For the U.S. military, it’s the million dollar question — or rather the $687 billion question, according to a recent estimate of the Iraq war’s total cost. Is Iraq now stable enough for them to take a permanent back seat?
The short answer is no one knows. The only way they were ever going to find out was to leave Iraq’s own forces to it and hope the whole thing doesn’t come tumbling down. They started doing that on Tuesday when they pulled out of Iraqi cities.
It’s been an encouraging start. A big bomb in Kirkuk cast a shadow over Iraq’s celebrations of its new-found sovereignty, but since then things have been relatively quiet. Militants might try to take advantage by stepping up attacks, but for the moment they seem content with celebrating a “victory” over the occupation — and setting off the odd bomb, of course.
The United States’ coalition partners have for the most part long since departed. British forces handed over southern Iraq to the Americans in April, but since 2007 their 4,000 odd troops left had been largely confined to Basra airport anyway.
And one thing the crystal ball gazers have learned about Iraq’s hugely complicated, many-sided conflict is that the past is rarely a reliable guide to the future.
When optimists thought Iraq was poised to enjoy democracy after the fall of Saddam, it spiralled into years of bloody insurgency and sectarian killing. Later, just when it seemed all hope was lost and Iraq would have to be partitioned, things starting getting dramatically better.
The idea that Iraqi forces aren’t ready to take on the country’s security usually centre on claims that they are untested, not well trained or infiltrated with militiamen.
But few deny they look more professional and integrated now than anyone would have thought possible two years ago. They might still be full of militiamen, but those militiamen are no longer kidnapping or killing political rivals, as in the past.

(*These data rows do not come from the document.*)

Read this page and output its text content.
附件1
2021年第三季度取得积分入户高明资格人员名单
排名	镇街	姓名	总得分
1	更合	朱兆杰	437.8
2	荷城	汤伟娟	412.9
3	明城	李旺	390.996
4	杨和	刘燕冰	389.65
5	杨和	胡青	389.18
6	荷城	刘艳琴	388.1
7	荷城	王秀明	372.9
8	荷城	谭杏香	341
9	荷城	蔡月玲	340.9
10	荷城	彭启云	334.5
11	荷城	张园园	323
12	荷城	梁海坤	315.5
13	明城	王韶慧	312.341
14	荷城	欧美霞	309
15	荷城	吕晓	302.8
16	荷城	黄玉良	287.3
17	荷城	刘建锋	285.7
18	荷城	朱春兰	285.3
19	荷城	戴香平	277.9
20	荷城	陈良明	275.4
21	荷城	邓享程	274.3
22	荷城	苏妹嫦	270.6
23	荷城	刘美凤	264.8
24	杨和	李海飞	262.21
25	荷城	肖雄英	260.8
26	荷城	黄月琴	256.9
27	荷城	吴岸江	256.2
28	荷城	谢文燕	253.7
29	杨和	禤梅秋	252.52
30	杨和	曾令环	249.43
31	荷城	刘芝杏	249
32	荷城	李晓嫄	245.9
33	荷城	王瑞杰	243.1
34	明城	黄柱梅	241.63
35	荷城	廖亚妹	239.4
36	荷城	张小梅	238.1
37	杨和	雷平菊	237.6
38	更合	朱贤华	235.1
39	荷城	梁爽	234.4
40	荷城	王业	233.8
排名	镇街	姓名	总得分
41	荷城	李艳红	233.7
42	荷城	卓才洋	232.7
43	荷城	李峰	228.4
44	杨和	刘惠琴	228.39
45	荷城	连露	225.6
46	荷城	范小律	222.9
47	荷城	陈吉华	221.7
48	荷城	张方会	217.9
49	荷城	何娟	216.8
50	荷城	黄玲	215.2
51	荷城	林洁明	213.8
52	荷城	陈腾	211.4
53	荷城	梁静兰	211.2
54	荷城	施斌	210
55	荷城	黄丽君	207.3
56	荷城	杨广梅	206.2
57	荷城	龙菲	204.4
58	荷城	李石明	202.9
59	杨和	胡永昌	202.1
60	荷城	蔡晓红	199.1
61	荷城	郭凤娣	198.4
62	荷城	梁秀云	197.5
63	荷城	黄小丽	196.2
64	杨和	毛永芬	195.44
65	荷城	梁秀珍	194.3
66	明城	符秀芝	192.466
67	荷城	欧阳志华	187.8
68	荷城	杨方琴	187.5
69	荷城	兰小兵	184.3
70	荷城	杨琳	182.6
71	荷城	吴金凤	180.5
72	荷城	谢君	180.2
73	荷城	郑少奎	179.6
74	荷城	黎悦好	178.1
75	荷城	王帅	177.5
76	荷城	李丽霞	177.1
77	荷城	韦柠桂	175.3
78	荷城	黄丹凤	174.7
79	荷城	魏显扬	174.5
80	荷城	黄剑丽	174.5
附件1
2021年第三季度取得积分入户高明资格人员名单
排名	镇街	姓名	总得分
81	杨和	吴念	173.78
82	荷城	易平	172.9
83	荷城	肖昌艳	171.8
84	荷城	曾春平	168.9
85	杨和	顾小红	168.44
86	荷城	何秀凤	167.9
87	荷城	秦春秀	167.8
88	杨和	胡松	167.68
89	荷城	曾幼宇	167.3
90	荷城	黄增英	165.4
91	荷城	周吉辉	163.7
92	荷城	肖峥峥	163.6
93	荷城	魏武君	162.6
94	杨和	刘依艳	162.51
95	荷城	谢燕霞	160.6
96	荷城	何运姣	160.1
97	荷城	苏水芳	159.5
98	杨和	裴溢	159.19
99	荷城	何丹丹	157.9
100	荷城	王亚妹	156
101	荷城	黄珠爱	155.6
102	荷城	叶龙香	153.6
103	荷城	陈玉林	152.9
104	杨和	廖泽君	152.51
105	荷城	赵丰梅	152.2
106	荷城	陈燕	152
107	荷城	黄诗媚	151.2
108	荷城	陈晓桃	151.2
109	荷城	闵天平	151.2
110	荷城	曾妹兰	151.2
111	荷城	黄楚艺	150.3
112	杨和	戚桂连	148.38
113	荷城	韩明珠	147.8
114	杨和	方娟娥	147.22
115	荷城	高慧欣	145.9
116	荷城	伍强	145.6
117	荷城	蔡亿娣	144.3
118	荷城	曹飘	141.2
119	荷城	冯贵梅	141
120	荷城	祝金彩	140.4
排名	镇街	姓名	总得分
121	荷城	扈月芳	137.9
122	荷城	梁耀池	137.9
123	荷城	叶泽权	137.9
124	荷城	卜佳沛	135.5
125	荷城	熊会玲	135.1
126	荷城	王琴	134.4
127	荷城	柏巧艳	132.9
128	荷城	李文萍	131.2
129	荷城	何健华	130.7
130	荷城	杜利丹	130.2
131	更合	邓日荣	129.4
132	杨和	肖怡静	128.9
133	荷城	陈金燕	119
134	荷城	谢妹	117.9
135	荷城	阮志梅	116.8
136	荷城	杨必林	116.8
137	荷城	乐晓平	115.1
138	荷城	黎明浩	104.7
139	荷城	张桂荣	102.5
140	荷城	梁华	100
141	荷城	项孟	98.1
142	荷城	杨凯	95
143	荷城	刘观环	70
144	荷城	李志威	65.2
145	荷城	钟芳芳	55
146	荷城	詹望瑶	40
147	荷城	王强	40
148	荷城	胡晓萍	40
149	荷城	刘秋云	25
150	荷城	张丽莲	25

And there are clearly some things the Iraqis do better. For one thing, they know the language and understand the culture.

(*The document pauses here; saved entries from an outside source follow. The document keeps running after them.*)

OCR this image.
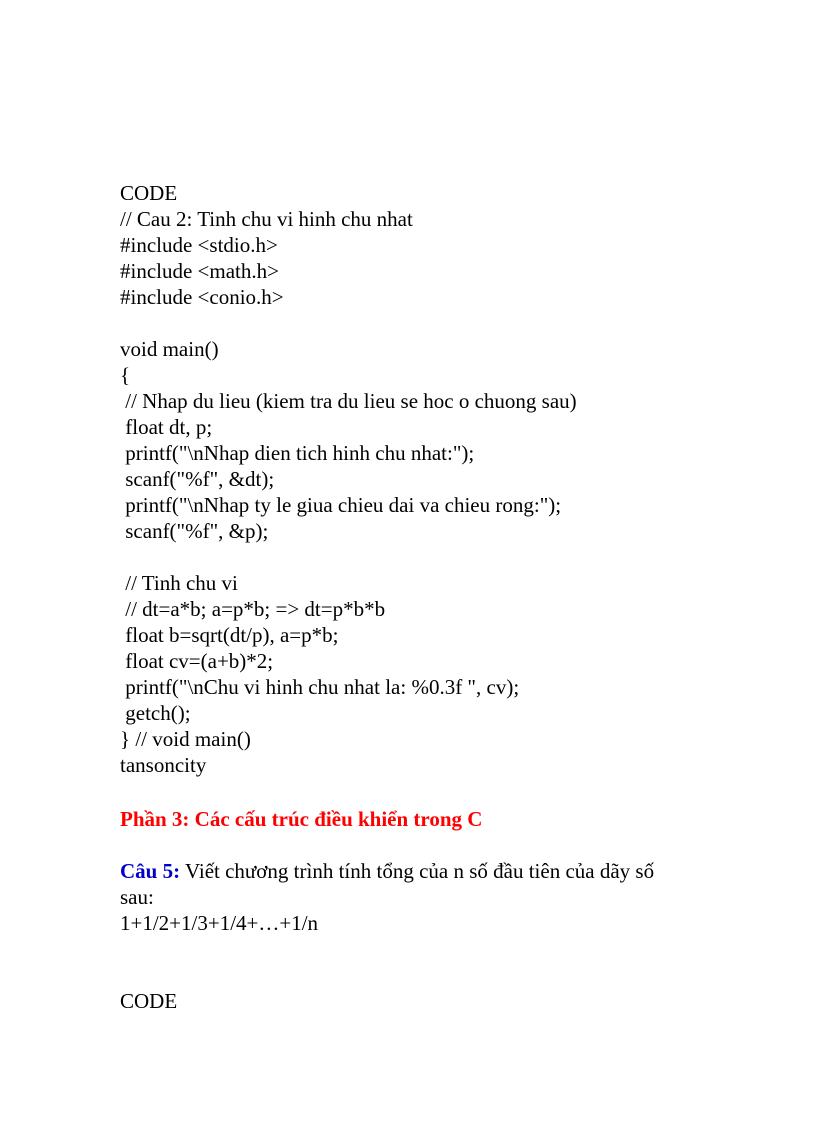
CODE
// Cau 2: Tinh chu vi hinh chu nhat
#include <stdio.h>
#include <math.h>
#include <conio.h>
void main()
{
// Nhap du lieu (kiem tra du lieu se hoc o chuong sau)
float dt, p;
printf("\nNhap dien tich hinh chu nhat:");
scanf("%f", &dt);
printf("\nNhap ty le giua chieu dai va chieu rong:");
scanf("%f", &p);
// Tinh chu vi
// dt=a*b; a=p*b; => dt=p*b*b
float b=sqrt(dt/p), a=p*b;
float cv=(a+b)*2;
printf("\nChu vi hinh chu nhat la: %0.3f ", cv);
getch();
} // void main()
tansoncity
Phần 3: Các cấu trúc điều khiển trong C
Câu 5: Viết chương trình tính tổng của n số đầu tiên của dãy số
sau:
1+1/2+1/3+1/4+…+1/n
CODE
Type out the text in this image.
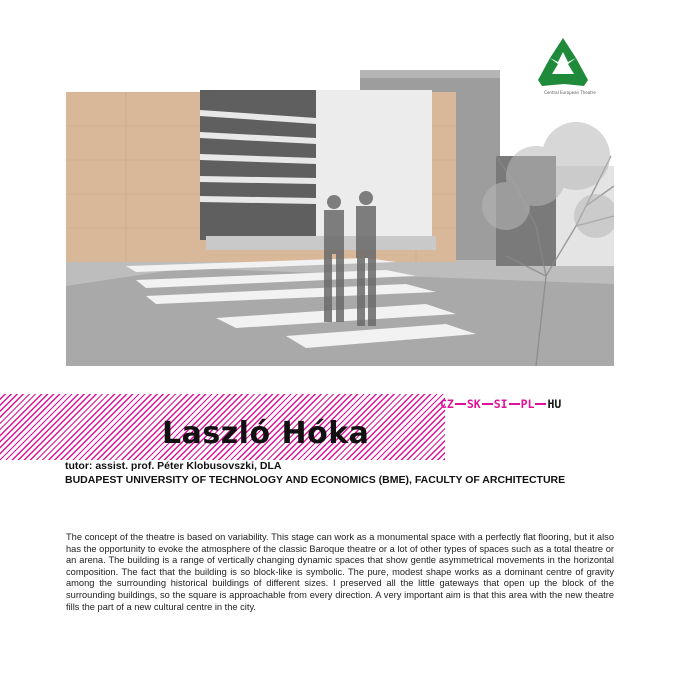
Central European Theatre
CZ SK SI PL HU
Laszló Hóka
tutor: assist. prof. Péter Klobusovszki, DLA
BUDAPEST UNIVERSITY OF TECHNOLOGY AND ECONOMICS (BME), FACULTY OF ARCHITECTURE
The concept of the theatre is based on variability. This stage can work as a monumental space with a perfectly flat flooring, but it also has the opportunity to evoke the atmosphere of the classic Baroque theatre or a lot of other types of spaces such as a total theatre or an arena. The building is a range of vertically changing dynamic spaces that show gentle asymmetrical movements in the horizontal composition. The fact that the building is so block-like is symbolic. The pure, modest shape works as a dominant centre of gravity among the surrounding historical buildings of different sizes. I preserved all the little gateways that open up the block of the surrounding buildings, so the square is approachable from every direction. A very important aim is that this area with the new theatre fills the part of a new cultural centre in the city.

When I was on a U.S. patrol in Iraq’s troubled Diyala province, a U.S. unit nearby accidentallly shot and wounded a civilian in Jalawla town, forcing them to vacate it because a public outcry would put other soldiers at risk of attack.
What they had done is fire a warning shot at a vehicle after the driver failed to heed a command — in English — to stay back. But few Iraqis in rural areas speak basic English.
The real test will be when U.S. pulls all combat forces out, under President Barack Obama’s orders, by September next year.
Many Iraqis I’ve spoken too seem convinced the insurgents are just biding their time, sharpening their knives and stockpiling explosives waiting to reignite the conflict.
But whether or not Iraq can look after itself, at some point the Americans have to say: Look, we’ve done our best to get the lid back on Pandora’s Box. Now it’s over to you.